Bu kasabaların birleşmesinde en büyük etken R.J. Reynolds firmasının kurduğu tütün fabrikasıdır. Bu firma günümüzde Türkiye’de de çok bilinen sigara markalarını üretmiştir.
1956 yılında üretilen Salem, piyasaya sürülen birinci ve tek mentol aromalı filtreli sigaraydı. Onun öncesinde çıkanlar hem filtresiz hem de çok mentol içeriyordu. Salem daha hafif ve argümanlarına nazaran gerçek uzak doğu mentolü kullandığı için piyasaya girer girmez neredeyse %1 pazar hissesi elde etmişti.
Bu muvaffakiyetinden sonra bütün sigara üreticileri mentollü eserler satmaya başladılar. Reynolds diğer markaları da satın alarak bilinen bütün markalarının mentollü versiyonlarını üretti ve sigarada pazar hissesi % 30’a çıktı.
ABD’de yapılan araştırmalarda değişik olan ise LGBT bireylerin % 70’i ve siyahilerin de %80’i mentollü sigara tercih ediyormuş. Bu yüzden sigara firmaları uzun yıllar siyahilere ve LGBT bireylere özel mentollü eserlerini pazarlamış.
Markanın paketinin dizaynından tutun da çıktığı periyot ve sonrasında yaptıkları reklam çalışmalarıyla kesime bir yenilik getirmişti. Çok ziyanlı bir eser olan mentollü sigarayı bireylere özel hale getirmişti.

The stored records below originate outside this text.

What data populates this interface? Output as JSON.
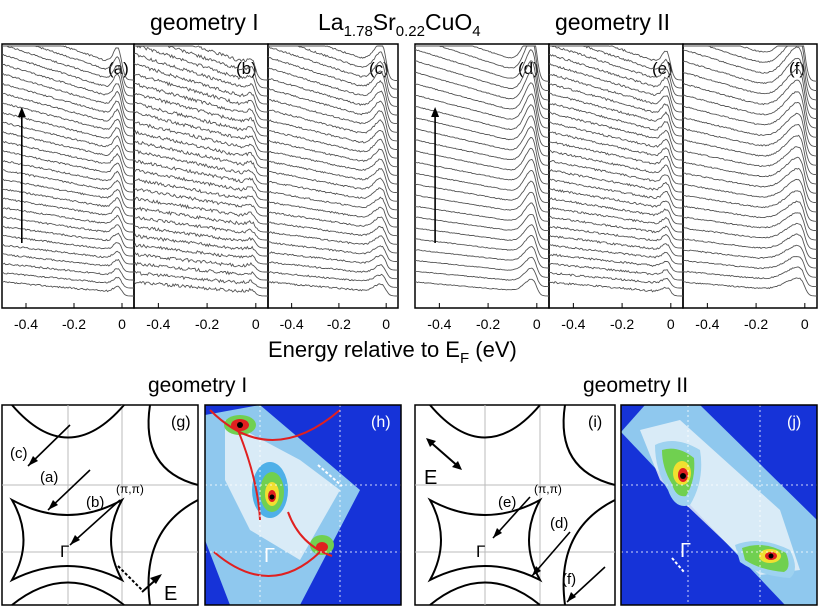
{
  "header": {
    "geometry_left": "geometry I",
    "geometry_right": "geometry II",
    "formula": {
      "p1": "La",
      "s1": "1.78",
      "p2": "Sr",
      "s2": "0.22",
      "p3": "CuO",
      "s3": "4"
    }
  },
  "chart_data": [
    {
      "type": "line",
      "group": "EDC stacks",
      "xlabel_main": "Energy relative to E",
      "xlabel_sub": "F",
      "xlabel_unit": " (eV)",
      "xlim": [
        -0.5,
        0.05
      ],
      "ticks": [
        -0.4,
        -0.2,
        0
      ],
      "tick_labels": [
        "-0.4",
        "-0.2",
        "0"
      ],
      "panels": [
        {
          "id": "a",
          "label": "(a)",
          "geometry": "geometry I",
          "n_curves": 28,
          "peak_height": 0.5,
          "peak_width": 0.03,
          "noise": 0.4,
          "arrow": true
        },
        {
          "id": "b",
          "label": "(b)",
          "geometry": "geometry I",
          "n_curves": 28,
          "peak_height": 0.2,
          "peak_width": 0.03,
          "noise": 0.8,
          "arrow": false
        },
        {
          "id": "c",
          "label": "(c)",
          "geometry": "geometry I",
          "n_curves": 26,
          "peak_height": 0.6,
          "peak_width": 0.05,
          "noise": 0.4,
          "arrow": false
        },
        {
          "id": "d",
          "label": "(d)",
          "geometry": "geometry II",
          "n_curves": 24,
          "peak_height": 1.0,
          "peak_width": 0.05,
          "noise": 0.2,
          "arrow": true
        },
        {
          "id": "e",
          "label": "(e)",
          "geometry": "geometry II",
          "n_curves": 28,
          "peak_height": 0.4,
          "peak_width": 0.03,
          "noise": 0.5,
          "arrow": false
        },
        {
          "id": "f",
          "label": "(f)",
          "geometry": "geometry II",
          "n_curves": 24,
          "peak_height": 1.0,
          "peak_width": 0.09,
          "noise": 0.3,
          "arrow": false
        }
      ]
    },
    {
      "type": "diagram",
      "group": "Fermi surface geometry",
      "panels": [
        {
          "id": "g",
          "label": "(g)",
          "geometry": "geometry I",
          "cut_labels": [
            "(a)",
            "(b)",
            "(c)"
          ],
          "point_label": "(π,π)",
          "gamma": "Γ",
          "polarization": "E"
        },
        {
          "id": "i",
          "label": "(i)",
          "geometry": "geometry II",
          "cut_labels": [
            "(d)",
            "(e)",
            "(f)"
          ],
          "point_label": "(π,π)",
          "gamma": "Γ",
          "polarization": "E"
        }
      ]
    },
    {
      "type": "heatmap",
      "group": "Fermi surface intensity maps",
      "panels": [
        {
          "id": "h",
          "label": "(h)",
          "geometry": "geometry I",
          "gamma": "Γ",
          "colormap": [
            "#1a3ed6",
            "#3a8ae8",
            "#9ed2f0",
            "#f0f6fa",
            "#70d050",
            "#f0e030",
            "#e02020",
            "#000000"
          ]
        },
        {
          "id": "j",
          "label": "(j)",
          "geometry": "geometry II",
          "gamma": "Γ",
          "colormap": [
            "#1a3ed6",
            "#3a8ae8",
            "#9ed2f0",
            "#f0f6fa",
            "#70d050",
            "#f0e030",
            "#e02020",
            "#000000"
          ]
        }
      ]
    }
  ]
}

Mentol sigaranın daha az ziyanlı olduğu algısını yaratmış ve reklam çalışmalarıyla gençlerin sigaraya kolay başlamasına neden olmuştu. Maksat kitleleri 23 yaşın altındakilerdi. Reklam stratejileri ise ferah nefes, az koku, az boğaz tahrişi, pak içim çerçevesinde ilerliyordu.

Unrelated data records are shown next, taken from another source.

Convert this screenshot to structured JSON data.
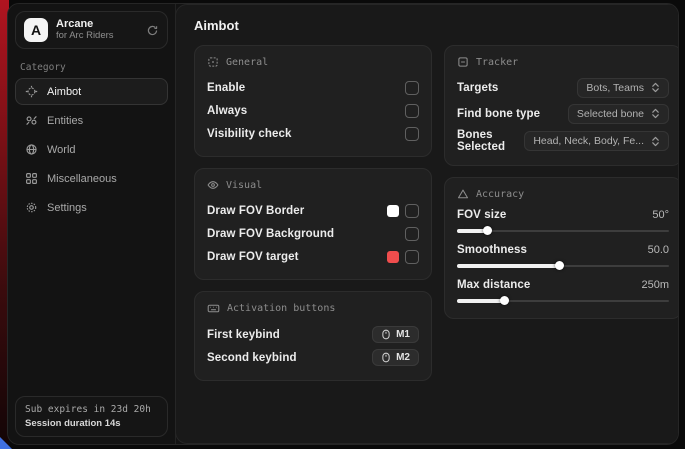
{
  "colors": {
    "accent_red": "#ef4d4d",
    "swatch_white": "#ffffff"
  },
  "app": {
    "logo_letter": "A",
    "name": "Arcane",
    "subtitle": "for Arc Riders"
  },
  "sidebar": {
    "category_label": "Category",
    "items": [
      {
        "label": "Aimbot"
      },
      {
        "label": "Entities"
      },
      {
        "label": "World"
      },
      {
        "label": "Miscellaneous"
      },
      {
        "label": "Settings"
      }
    ],
    "subscription": {
      "expires": "Sub expires in 23d 20h",
      "session": "Session duration 14s"
    }
  },
  "main": {
    "title": "Aimbot",
    "general": {
      "title": "General",
      "rows": [
        {
          "label": "Enable",
          "checked": false
        },
        {
          "label": "Always",
          "checked": false
        },
        {
          "label": "Visibility check",
          "checked": false
        }
      ]
    },
    "visual": {
      "title": "Visual",
      "rows": [
        {
          "label": "Draw FOV Border",
          "swatch": "#ffffff",
          "checked": false
        },
        {
          "label": "Draw FOV Background",
          "checked": false
        },
        {
          "label": "Draw FOV target",
          "swatch": "#ef4d4d",
          "checked": false
        }
      ]
    },
    "activation": {
      "title": "Activation buttons",
      "rows": [
        {
          "label": "First keybind",
          "key": "M1"
        },
        {
          "label": "Second keybind",
          "key": "M2"
        }
      ]
    },
    "tracker": {
      "title": "Tracker",
      "rows": [
        {
          "label": "Targets",
          "value": "Bots, Teams"
        },
        {
          "label": "Find bone type",
          "value": "Selected bone"
        },
        {
          "label": "Bones Selected",
          "value": "Head, Neck, Body, Fe..."
        }
      ]
    },
    "accuracy": {
      "title": "Accuracy",
      "rows": [
        {
          "label": "FOV size",
          "value": "50°",
          "percent": 14
        },
        {
          "label": "Smoothness",
          "value": "50.0",
          "percent": 48
        },
        {
          "label": "Max distance",
          "value": "250m",
          "percent": 22
        }
      ]
    }
  }
}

Gençleri cezbetmek için kampanyalarda eğlenceyi seven modeller yer alıyordu. Böylelikle gençlerin esere aidiyet hissini güçlendiriyor ve arkadaş ortamlarında kabulünü sağlıyordu. Kampanyanın vardığı son nokta da bu haliyle toplumsal içiciliği vurguluyordu.
1950’li yıllardan 2000’lere kadar markanın sloganı “Bir nefes al, bahar zamanı” biçimindeydi. Reklamlar tazeliği(!) vurgulamak için yeşillik, su, kar ve açık hava temalarıyla doluydu.
2000’den bu yana, ABD’de azınlık kümelere yönelik tütün eserlerinin reklamını ve tanıtımının birçok tekrar ele alınıyor. Bu mevzu hakkında çıkan haberlerde tütün sanayisi tarafından bu kümelere yapılan bir dizi adaletsizlik eleştiriliyor.
Günümüze geldiğimizde mentollü sigaraların çok ziyanlı olduğu gerçeğinden sonra pek çok devlet bu sigaraların satılmasını yasakladı. AB, 2014’te yasakladıktan sonra nihayet Türkiye de 2020 yılında bu sigaraların satışına yasak koydu.
Geriye yalnızca muhakkak bir yaş kümesine nazaran titizlikle hazırlanmış pazarlama taktikleri ve “masum” bir halde servis edilen sloganları kaldı. Siz bu mentollü sigara konusunda ne düşünüyorsunuz? Yorumlarınızı bekliyorum.